Helena’s (Gemma Jones) husband, Alfie (Anthony Hopkins), faces his own mortality and doesn’t like what he sees. Who does? Alfie leaves his devoted bride to explore his options, namely, a call girl named Charmaine (Lucy Punch). Helena naturally seeks counsel and consolation from a psychic.
Meanwhile, things are going south for Helena’s daughter Sally (Naomi Watts) and her son-in-law Roy (Josh Brolin). Roy was a one-hit wonder who can’t manage to support the family, and instead spends much of his time peeping his sexy neighbor, Dia (Freida Pinto). Watts is no innocent, crushing hard for her also unhappily married boss, Greg (Antonio Banderas).
The characters have a lot to say, but still seem thinly crafted and joyless. Punch and Jones standout, as does Hopkins, who mingles hope with sad desperation.
To be sure, the film shows signs of the “old” Allen — a Midwood-born gag writer who is not as smart as people think he is.

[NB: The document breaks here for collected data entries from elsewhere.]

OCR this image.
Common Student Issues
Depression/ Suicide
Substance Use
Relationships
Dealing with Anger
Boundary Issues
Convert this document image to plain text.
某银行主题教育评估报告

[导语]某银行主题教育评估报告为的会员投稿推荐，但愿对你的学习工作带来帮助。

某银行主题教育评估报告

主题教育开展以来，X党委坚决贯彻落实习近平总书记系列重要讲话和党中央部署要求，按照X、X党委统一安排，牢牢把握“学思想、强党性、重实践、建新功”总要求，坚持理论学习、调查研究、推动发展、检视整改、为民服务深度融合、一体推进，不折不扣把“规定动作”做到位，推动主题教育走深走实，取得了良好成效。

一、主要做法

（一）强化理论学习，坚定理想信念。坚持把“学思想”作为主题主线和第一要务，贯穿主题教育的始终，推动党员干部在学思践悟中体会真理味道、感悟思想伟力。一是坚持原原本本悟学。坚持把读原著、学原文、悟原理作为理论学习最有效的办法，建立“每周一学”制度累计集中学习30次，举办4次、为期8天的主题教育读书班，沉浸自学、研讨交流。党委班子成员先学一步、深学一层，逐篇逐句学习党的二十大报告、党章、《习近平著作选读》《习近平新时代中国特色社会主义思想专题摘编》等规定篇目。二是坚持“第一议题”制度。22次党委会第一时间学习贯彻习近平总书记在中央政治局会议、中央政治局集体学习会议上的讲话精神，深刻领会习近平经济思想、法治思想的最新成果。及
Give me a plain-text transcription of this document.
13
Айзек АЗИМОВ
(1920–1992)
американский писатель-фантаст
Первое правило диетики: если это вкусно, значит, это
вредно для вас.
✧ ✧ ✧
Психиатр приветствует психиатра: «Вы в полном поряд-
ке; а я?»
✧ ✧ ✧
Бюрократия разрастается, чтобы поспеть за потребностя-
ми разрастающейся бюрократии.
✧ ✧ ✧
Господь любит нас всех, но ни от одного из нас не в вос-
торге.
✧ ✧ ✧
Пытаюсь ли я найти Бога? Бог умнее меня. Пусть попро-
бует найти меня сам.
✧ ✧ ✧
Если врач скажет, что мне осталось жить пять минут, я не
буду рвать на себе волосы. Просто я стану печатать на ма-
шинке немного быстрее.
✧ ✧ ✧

A mix-up has left Roy praying his writer-friend won’t recover from a coma; It seems Helena’s new beau ditches her for another woman — who happens to be dead.
Thematically, the film is reminiscent of an old Allen quote: “Life is divided into the horrible and the miserable.”
“You Will Meet a Tall Dark Stranger” is certainly not horrible, nor is it miserable. It just could gave been better.
“You Will Meet a Tall Dark Stranger.” Rated R for language. 98 minutes. With Gemma Jones, Naomi Watts, Anthony Hopkins, Antonio Banderas, Freida Pinto, Josh Brolin and Pauline Collins. Opening in Brooklyn this friday at Cobble Hill Cinemas.